Web Authentication configuration tasks

Complete the following steps to configure Web Authentication on a device.

  1. Set up any global configuration required for the FastIron switch, RADIUS server, Web server and other servers.
    • On a Layer 2 FastIron switch, make sure the FastIron switch has an IP address.
    
    device# configure terminal
    device(config)# ip address 10.1.1.101/24
    
    • On a Layer 3 FastIron switch, assign an IP address to a virtual interface (VE) for each VLAN on which Web Authentication will be enabled.
    
    device#configure terminal
    device(config)# vlan 10
    device(config-vlan-10)# router-interface ve1
    device(config-vlan-10)# untagged e 1/1/1 to 1/1/10
    device(config-vlan-10)# interface ve1
    device(config-vif-1)# ip address 10.1.1.101/24
  2. Configure the RADIUS server and other servers if Web Authentication will use a RADIUS server. By default, Web Authentication uses a RADIUS server to authenticate host usernames and passwords, unless it is configured to use a local user database.
    
    device(config)# radius-server host 10.1.1.8 auth-port 1812 acct-port 1813 default key 2 $d3NpZ0BVXFpJ web-auth 
    
    
    Note: Remember the RADIUS key you entered. You will need this key when you configure your RADIUS server.
  3. Configure Web Authentication to use secure (HTTPS) or non-secure (HTTP) login and logout pages. By default, HTTPS is used.

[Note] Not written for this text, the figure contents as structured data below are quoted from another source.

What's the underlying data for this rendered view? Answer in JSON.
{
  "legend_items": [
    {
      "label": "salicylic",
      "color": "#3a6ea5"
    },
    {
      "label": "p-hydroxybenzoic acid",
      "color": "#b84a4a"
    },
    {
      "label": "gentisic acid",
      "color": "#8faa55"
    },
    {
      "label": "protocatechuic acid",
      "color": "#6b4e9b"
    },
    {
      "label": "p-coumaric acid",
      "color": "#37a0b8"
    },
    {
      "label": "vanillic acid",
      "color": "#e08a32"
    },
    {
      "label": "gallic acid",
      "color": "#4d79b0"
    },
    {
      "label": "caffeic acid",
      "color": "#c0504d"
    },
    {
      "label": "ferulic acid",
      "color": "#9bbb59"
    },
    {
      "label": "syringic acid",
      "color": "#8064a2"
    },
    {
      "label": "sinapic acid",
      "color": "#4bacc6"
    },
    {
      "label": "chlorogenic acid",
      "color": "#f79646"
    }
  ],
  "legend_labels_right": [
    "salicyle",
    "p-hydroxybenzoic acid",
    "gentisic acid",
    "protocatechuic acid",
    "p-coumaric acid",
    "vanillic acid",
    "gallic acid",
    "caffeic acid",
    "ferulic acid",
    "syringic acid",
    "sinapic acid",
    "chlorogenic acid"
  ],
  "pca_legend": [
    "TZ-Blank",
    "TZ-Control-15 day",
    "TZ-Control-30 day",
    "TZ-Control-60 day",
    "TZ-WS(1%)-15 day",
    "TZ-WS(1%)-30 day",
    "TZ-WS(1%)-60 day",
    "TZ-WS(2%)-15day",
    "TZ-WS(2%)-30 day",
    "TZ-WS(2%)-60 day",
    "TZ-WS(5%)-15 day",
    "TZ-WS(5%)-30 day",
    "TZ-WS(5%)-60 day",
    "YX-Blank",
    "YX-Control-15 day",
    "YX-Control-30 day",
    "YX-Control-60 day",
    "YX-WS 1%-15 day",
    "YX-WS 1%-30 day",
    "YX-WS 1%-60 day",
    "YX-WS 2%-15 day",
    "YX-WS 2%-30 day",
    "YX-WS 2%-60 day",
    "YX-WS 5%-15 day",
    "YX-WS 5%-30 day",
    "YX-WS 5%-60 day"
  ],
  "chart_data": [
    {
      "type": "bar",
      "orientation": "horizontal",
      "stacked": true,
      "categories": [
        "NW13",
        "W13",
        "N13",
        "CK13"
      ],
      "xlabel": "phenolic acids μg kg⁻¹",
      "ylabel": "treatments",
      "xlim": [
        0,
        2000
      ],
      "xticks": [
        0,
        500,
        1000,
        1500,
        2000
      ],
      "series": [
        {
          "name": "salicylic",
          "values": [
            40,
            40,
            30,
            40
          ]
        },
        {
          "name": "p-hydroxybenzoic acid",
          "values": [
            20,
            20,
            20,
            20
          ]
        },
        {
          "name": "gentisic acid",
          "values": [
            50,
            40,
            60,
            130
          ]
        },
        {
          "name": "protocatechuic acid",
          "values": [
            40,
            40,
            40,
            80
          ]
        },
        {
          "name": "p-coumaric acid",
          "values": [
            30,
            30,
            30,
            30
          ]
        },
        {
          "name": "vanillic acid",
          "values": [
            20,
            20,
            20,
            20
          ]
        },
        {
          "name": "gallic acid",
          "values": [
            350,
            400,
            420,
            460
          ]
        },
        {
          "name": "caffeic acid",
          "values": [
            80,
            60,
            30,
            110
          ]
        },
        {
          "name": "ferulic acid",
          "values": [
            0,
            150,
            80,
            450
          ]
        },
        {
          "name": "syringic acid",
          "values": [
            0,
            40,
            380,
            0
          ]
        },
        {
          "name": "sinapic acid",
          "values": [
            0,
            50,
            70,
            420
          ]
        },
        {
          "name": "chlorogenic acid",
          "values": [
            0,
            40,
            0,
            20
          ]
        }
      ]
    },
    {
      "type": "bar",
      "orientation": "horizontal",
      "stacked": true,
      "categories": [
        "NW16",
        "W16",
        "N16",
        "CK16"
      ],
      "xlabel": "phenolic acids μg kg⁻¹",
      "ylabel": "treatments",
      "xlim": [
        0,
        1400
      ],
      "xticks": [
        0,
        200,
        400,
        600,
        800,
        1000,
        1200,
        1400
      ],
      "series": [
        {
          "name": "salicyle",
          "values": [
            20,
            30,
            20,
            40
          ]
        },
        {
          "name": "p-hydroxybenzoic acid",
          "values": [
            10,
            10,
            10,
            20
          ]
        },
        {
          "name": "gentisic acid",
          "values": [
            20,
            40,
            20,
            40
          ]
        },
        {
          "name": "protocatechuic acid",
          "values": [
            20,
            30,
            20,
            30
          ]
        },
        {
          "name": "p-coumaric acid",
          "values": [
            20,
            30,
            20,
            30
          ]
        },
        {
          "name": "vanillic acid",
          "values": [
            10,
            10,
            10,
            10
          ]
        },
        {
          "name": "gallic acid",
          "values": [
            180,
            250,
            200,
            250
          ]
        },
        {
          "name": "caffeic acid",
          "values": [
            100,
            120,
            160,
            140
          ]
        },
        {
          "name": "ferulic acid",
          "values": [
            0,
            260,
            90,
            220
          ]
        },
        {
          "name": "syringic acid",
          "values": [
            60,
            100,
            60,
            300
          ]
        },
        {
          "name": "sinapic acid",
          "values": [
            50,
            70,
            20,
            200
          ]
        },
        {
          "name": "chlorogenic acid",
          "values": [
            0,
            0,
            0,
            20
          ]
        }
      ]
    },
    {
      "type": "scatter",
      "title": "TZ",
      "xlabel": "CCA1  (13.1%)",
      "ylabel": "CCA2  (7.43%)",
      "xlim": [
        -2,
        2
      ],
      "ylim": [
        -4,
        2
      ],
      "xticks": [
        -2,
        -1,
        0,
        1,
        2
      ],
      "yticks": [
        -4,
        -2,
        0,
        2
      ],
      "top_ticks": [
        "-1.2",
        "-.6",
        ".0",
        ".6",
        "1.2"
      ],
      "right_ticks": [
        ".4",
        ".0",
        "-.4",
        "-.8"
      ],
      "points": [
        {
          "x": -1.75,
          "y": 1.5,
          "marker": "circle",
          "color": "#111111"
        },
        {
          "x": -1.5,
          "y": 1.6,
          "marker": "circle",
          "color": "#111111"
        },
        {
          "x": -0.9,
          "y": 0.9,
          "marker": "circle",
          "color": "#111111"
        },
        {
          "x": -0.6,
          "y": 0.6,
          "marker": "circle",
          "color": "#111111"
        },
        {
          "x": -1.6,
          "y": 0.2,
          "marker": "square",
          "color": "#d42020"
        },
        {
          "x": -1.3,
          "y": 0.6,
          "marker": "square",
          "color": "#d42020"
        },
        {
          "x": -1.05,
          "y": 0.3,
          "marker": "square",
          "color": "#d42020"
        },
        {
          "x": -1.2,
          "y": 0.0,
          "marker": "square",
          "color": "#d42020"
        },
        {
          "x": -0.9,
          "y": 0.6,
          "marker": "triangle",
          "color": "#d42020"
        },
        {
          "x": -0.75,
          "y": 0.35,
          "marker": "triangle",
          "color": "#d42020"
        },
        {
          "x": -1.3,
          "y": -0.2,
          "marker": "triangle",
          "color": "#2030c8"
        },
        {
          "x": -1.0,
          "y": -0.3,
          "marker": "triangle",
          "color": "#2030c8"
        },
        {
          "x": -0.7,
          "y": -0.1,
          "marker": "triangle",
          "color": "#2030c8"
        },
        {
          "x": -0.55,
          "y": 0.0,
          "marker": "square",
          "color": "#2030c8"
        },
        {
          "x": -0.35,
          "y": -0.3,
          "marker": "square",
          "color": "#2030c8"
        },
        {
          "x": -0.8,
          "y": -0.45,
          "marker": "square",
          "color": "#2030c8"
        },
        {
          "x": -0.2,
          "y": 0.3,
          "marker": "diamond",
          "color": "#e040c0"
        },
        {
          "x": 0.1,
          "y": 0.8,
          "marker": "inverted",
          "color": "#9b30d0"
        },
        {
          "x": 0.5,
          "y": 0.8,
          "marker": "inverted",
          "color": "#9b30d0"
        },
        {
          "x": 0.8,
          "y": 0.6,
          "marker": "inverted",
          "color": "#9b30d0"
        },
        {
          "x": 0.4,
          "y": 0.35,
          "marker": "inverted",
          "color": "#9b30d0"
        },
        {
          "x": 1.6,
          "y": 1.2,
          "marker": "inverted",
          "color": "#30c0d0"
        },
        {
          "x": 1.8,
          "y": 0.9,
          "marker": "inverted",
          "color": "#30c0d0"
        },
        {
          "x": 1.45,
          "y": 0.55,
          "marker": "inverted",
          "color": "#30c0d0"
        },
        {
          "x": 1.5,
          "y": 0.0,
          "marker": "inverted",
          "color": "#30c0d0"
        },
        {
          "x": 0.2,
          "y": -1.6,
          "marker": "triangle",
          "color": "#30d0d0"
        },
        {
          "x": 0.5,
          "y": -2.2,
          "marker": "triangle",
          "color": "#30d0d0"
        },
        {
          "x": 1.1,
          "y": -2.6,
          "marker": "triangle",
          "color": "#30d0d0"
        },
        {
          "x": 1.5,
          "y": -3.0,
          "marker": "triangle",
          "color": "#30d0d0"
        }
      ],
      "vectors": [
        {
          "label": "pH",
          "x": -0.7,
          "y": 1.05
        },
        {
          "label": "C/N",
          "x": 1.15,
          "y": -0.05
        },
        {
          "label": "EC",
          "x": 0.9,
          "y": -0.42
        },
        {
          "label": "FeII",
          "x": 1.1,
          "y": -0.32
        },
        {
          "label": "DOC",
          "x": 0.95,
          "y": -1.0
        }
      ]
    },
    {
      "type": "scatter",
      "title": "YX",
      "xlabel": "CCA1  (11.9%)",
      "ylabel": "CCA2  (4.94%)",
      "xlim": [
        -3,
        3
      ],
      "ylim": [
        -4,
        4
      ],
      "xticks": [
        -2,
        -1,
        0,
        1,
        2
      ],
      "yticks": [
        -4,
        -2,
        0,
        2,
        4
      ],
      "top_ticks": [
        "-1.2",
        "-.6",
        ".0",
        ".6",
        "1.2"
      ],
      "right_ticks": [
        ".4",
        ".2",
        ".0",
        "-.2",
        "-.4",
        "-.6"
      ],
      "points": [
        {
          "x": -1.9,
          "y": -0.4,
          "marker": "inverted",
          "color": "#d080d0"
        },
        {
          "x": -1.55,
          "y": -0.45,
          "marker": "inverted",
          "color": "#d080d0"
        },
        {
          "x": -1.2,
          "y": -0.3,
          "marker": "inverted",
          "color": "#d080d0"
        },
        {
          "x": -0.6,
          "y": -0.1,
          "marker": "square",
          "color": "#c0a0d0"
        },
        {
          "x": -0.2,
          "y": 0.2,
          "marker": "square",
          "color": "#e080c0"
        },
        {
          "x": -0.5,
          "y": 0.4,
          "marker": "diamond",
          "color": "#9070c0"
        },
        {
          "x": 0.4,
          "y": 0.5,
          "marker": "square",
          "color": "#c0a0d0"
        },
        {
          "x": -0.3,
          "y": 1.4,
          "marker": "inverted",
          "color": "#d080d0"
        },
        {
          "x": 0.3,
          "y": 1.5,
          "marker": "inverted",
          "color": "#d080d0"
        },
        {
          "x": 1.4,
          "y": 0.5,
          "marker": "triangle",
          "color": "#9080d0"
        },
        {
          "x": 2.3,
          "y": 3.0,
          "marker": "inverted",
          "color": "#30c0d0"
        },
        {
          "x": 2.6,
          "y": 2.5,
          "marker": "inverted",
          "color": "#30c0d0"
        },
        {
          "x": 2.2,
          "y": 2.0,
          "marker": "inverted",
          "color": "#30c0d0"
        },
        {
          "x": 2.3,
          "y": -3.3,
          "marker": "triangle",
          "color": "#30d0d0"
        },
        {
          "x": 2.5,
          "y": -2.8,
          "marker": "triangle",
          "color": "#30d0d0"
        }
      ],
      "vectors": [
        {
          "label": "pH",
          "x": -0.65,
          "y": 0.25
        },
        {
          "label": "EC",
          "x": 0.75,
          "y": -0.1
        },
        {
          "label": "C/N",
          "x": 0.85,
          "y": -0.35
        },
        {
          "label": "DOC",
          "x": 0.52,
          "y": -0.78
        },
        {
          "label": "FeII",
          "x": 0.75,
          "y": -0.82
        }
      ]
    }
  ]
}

    To enable the non-secure web server on the FastIron switch, enter the following commands.

    device(config)# web-management HTTP
    device(config# vlan 10
    device(config-vlan-10# webauth
    device(config-vlan-10-webauth# no secure-login
    

    To enable the secure web server on the FastIron switch, enter the following commands.

    device(config)# web-management HTTPS
    device(config# vlan 10
    device(config-vlan-10# webauth
    device(config-vlan-10-webauth)# secure-login
  4. Provide the switch with a certificate to enable Web Authentication using one of the following methods:
    If the secure Web server is used, in order to access a secure Web page, the Web server needs to provide a key. This key is exchanged using a certificate. A certificate is a digital document that is issued by a trusted source that can validate the authenticity of the certificate and the Web server that is presenting it. Therefore the switch must have a certificate for web authentication to work.
    • Upload a certificate using the following global configuration command.
      
      device(config)# ip ssl private-key-file tftp ip-addr key-filename
      
    • Generate a certificate using the following global configuration command.
      
      device(config)# crypto-ssl certificate generate
  5. Create a Web Authentication VLAN and enable Web Authentication on that VLAN.
    
    device(config)# vlan 10
    device(config-vlan-10)# webauth
    device(config-vlan-10-webauth)# enable
    

    When the Web Authentication is enabled, the CLI changes to the Web Authentication configuration mode. In the example, VLAN 10 requires hosts to be authenticated using Web Authentication before they can forward traffic.

  6. Configure the Web Authentication mode:
    • Username and password: Blocks users from accessing the switch until they enter a valid username and password on a web login page.
    • Passcode: Blocks users from accessing the switch until they enter a valid passcode on a web login page.
    • captive-portal: Authenticates the users in a VLAN through external Web Authentication (Captive Portal user authentication) mode.
    • None: Blocks users from accessing the switch until they press the Login button. A username and password or passcode is not required.

    Refer to Web Authentication mode configuration.

  7. Configure other Web Authentication options (refer to Web Authentication options configuration).